Dans cette société, la femme est un objet. Quel que soit son statut: Epouse, Servante, Martha (domestique), - chacune ayant un code couleur -  elle est la propriété de la société toute entière. C'est tout l'ignoble paradoxe de ce régime: http://www.madrascafebooks.co.nz/images/images_product/0099740915.jpgdonner une importance centrale et un caractère sacré à la femme, et pour cette même raison la priver de tout libre arbitre, de toute liberté, de toute dignité. La servante écarlate comme Offred est l'exemple ultime de la place de la femme dans cette société: ventre, elle ne peut même plus porter son nom, seulement celui de l'homme qui doit l'engrosser. Et dès qu'un enfant sera né, elle sera transférée dans une autre maison pour de nouveau "procréer".

Tout au long de récit, nous suivons la lutte de Offred pour ne pas perdre la raison, pour se souvenir aussi, et pour vivre enfin, la peur toujours chevillée au corps. Elle nous raconte également le passé: son mari, sa fille, sa mère etc. Et nous laisse entrevoir les débuts de la république de Gilead, les circonstances et les raisons de la révolution religieuse qui a donné naissance à ce régime totalitaire.

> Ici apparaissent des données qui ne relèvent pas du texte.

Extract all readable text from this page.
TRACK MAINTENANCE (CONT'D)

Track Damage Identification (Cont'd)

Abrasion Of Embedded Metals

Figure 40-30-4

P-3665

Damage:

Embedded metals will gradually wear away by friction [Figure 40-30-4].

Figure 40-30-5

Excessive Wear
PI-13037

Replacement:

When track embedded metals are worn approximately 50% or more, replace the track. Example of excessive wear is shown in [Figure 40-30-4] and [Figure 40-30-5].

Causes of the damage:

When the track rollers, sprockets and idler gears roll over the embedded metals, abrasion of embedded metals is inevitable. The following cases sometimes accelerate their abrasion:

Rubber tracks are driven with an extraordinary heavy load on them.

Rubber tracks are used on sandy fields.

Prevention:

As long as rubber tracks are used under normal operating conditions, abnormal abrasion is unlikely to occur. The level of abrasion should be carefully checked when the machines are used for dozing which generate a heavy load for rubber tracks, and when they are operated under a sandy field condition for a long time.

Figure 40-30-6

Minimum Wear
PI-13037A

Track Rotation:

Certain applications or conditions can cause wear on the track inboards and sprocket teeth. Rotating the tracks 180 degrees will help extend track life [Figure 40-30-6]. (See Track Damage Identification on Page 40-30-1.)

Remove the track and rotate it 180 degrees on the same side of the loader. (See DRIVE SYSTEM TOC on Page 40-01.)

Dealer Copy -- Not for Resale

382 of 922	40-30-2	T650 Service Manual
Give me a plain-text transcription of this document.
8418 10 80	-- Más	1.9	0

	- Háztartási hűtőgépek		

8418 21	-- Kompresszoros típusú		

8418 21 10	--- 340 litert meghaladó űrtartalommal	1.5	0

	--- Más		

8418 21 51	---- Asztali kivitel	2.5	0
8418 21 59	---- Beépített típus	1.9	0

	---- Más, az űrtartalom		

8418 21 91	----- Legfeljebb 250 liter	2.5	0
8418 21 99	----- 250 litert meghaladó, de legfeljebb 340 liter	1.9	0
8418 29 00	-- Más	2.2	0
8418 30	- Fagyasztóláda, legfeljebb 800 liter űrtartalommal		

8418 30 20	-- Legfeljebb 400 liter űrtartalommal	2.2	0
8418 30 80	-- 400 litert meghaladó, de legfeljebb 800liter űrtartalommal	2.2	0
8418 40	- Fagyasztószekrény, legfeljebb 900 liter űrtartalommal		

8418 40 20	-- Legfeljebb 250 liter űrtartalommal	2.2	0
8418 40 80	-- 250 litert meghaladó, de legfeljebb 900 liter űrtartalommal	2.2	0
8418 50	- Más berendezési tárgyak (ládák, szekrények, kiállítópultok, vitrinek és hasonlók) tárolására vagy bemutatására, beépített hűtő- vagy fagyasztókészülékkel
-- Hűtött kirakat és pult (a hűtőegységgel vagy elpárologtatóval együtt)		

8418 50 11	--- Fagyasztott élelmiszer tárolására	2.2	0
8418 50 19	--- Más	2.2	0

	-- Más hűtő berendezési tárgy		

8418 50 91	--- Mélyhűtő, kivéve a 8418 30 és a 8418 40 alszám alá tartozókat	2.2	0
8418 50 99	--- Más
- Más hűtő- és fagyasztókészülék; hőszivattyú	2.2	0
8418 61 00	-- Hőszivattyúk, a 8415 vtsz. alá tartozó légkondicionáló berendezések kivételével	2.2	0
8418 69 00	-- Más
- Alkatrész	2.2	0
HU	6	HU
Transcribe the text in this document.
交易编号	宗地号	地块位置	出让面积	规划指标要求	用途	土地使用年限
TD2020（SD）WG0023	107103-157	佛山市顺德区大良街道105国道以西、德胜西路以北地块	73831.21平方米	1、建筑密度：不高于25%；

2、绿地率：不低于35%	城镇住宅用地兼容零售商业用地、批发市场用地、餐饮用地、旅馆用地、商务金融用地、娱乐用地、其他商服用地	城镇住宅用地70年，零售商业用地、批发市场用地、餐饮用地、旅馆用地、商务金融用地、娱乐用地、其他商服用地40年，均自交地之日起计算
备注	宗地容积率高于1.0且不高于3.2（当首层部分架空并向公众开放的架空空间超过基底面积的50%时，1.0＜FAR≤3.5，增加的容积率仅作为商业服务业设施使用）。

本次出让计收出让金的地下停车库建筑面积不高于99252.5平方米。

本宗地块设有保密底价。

Margaret Atwood livre un récit d'une aridité rare. Aussi aride que la vie de ces femmes cantonnées dans des rôles stéréotypés, engoncées dans des règles d'un autre âge, toujours sur le qui-vive de peur d'être dénoncées. Par une foule de détail plus terrifiants les uns que les autres, nous est donné à voir une société ultra-répressive, fondée sur la foi, dans laquelle le Mot est source de liberté potentielle et donc dangereux. Aucune femme n'a le droit de lire. Les livres sont l'apanage des hommes. Gardés sous clés. Lire un mot brodé sur un coussin est déjà un acte subversif. L'homosexualité, tout comme l'avortement et l'adultère sont punis par la peine de mort, et les coupables exposés aux remparts de la ville, comme au moyen âge. Aucun accès, lors de la grossesse à quelques tests que ce soit, ni lors de l'accouchement, qui se fait devant l'ensemble des femmes de la communauté concernées: Epouses et Servantes écarlates. Et dans un monde où la femme est objet, son pire ennemi n'est pas seulement l'homme mais aussi et surtout l'autre femme.  Qu'elle soit Tante (genre de sergent-instructeur de la future Servante écarlate), ou Epouse. Des exécutions publiques ("salvagings") sont organisés, ainsi que des "particicutions": des exécutions dont les bourreaux sont les servantes écarlates elles-mêmes. Des lynchages publics. Et ainsi de suite. Une société terrifiante. Éprouvante à découvrir pour le lecteur.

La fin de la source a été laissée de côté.